Why are So Many Airline Passengers Stashing Cash? - Op Ed, The Herald Sun

WHY ARE SO MANY AIRLINE PASSENGERS STASHING CASH?

The Herald Sun, 22 November 2017

When we were growing up, it seemed like every gangster movie featured suitcases stuffed with cash. These days, action flicks are more likely to feature geeks with laptops authorising money transfers. From mobile money to paywave to cryptocurrencies, our economy is going cashless.

Yet there’s one area where cash is making a comeback: international remittances. When migrant workers want to send money abroad to support their families, they often find that the cheapest way to do it is to pack the cash into a suitcase and take it with them on the plane.

This is, to put it mildly, nuts. Travel is stressful enough without having to worry about a suitcase containing thousands of dollars of hard-earned money. Yet in our community forums on this issue, we’ve heard from Pacific Islanders, Filipinos and Africans about their experiences carrying cash overseas. Even aid agencies are affected.

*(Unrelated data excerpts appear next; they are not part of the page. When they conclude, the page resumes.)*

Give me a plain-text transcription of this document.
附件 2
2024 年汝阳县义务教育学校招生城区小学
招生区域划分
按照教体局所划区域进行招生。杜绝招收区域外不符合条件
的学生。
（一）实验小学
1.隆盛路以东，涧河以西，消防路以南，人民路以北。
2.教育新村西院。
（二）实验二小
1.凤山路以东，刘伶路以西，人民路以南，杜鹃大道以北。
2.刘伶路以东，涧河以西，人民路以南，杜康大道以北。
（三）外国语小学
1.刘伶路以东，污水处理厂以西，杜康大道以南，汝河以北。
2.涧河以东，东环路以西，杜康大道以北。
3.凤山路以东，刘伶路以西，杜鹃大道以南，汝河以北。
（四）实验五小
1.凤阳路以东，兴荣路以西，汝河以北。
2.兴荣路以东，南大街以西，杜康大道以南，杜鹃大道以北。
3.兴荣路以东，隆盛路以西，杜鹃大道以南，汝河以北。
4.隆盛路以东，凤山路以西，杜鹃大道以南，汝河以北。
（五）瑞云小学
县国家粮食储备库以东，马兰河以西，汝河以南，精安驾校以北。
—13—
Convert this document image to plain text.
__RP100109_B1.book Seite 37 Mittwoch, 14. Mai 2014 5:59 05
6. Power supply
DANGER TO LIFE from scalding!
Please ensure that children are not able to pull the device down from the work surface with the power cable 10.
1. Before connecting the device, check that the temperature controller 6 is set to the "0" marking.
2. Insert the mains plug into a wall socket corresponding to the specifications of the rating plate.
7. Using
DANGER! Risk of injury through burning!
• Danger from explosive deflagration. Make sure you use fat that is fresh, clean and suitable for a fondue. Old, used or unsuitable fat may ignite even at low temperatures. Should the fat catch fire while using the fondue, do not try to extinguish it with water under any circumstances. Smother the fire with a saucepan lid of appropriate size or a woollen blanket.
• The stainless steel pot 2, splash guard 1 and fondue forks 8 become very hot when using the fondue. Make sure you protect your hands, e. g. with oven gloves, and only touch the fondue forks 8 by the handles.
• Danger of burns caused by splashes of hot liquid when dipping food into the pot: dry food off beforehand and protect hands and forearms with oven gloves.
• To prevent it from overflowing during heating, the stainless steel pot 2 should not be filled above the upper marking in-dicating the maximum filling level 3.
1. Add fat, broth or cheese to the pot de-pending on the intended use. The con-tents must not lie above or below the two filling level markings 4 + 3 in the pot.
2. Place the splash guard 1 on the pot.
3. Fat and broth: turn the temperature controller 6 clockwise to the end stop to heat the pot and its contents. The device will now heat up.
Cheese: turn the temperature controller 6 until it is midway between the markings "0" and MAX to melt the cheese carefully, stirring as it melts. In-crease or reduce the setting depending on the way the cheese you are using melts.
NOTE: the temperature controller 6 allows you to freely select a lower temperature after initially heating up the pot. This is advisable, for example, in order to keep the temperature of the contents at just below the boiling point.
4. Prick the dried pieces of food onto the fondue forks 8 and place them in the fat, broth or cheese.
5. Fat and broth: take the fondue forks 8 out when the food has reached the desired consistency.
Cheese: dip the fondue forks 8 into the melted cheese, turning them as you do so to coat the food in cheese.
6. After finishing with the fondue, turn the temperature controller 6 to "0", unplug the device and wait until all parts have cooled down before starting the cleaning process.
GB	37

One reason people are carrying cash is that international money transfers cost too much. According to one analysis, the past decade has seen big banks quadruple the amount they charge for transferring money overseas. Despite a 2014 commitment by the world’s 20 largest economies to reduce the cost of foreign exchange, the problem seems to be getting worse.

Complaining that big banks overcharge can sometimes sound like saying that a day at the beach leaves sand in your car. But being squeezed for financial services shouldn’t be an inevitability.

Remittances present special problems because it’s often hard to figure out the true fee. All too often, banks will tell their customers the flat dollar amount, but won’t fess up to how much they’re making from the exchange rate. One possible solution would be for all institutions to offer ‘full fee transparency’. That’s where they tell customers the total cost of transferring money: both the flat fee and the exchange rate margin. 

Full fee transparency uses the benchmark of the ‘mid-market rate’: the exchange rate you find on Google Finance or Yahoo Finance. Right now, there’s a massive difference across providers. Want to transfer $1000 into Philippine pesos? A high-cost provider will charge $50 more than a low-cost provider. That’s $50 which is coming out of the pockets of first-generation and second-generation migrants, who simply want to provide their overseas relatives with better lives.

Yet when our colleague Matt Thistlethwaite quizzed major bank CEOs about the issue recently, they were shockingly ill-informed. Asked about international transfer fees, one bank boss said ‘Well, I believe that we fully disclose what we do.’ But as Thistlethwaite pointed out, the bank’s website neglected to mention the exchange rate mark-up. Misleadingly, it told customers ‘when transferring money overseas by the internet, we charge a fee of $20’.

It’s hard to have a competitive market when customers don’t know what prices they’re paying. That’s why Labor is considering a policy of full fee transparency, in which customers are told the all-inclusive cost of sending money overseas. Like mortgage comparison rates, full fee transparency would make it easier for customers to do an apples-to- apples comparison, and quickly find out who’s offering the best deal. That might be a major bank, or a non-bank provider such as Transferwise, WorldFirst or TorFX.

At the same time, we’re seriously looking at whether financial firms should be able to get away with duping customers into thinking the flat fee is the whole fee. Among the worst offenders are firms that offer to transfer money with ‘zero fees’, but then turn around and offer a lousy exchange rate.

Misleading customers is bad enough at the best of times – but those sending remittances may not have as much formal education, and might speak English as their second language. Confusing disadvantaged customers into overpaying for remittances strikes us as exceptionally poor corporate behaviour.

International money transfer isn’t a simple area of policy. Financial institutions are rightly worried about ensuring that money doesn’t finance global crime. But there’s no reason why financial firms can’t maintain high standards of accountability, while also being honest with customers about the true price of sending money abroad.

When people send money to their family in developing countries, they help to reduce inequality in the world. Over recent years, Australia’s aid budget has been cut by about one-third, to $4 billion. By contrast, our remittances now amount to $16 billion. Not all of this money goes to developing nations, but Australian remittance flows include $2 billion to India and $1 billion to the Philippines.

Remittance flows have been shown to be particularly important at times of crisis. When countries are hit with droughts, wars or famines, remittances can be crucial in reducing the number of people who lose their lives.

Remittance transparency should help bring some much-needed competitive pressure into one of the most opaque and confusing parts of customer banking.

It might end up costing the big banks a few bucks on their bottom line. But if that money helps feed a child in a developing country, we reckon it’s a price worth paying.

Tony Burke is the Shadow Minister for Citizenship and Multicultural Australia. Andrew Leigh is the Shadow Assistant Treasurer and Shadow Minister for Competition. They are holding a forum in Melbourne today on the issue of remittances.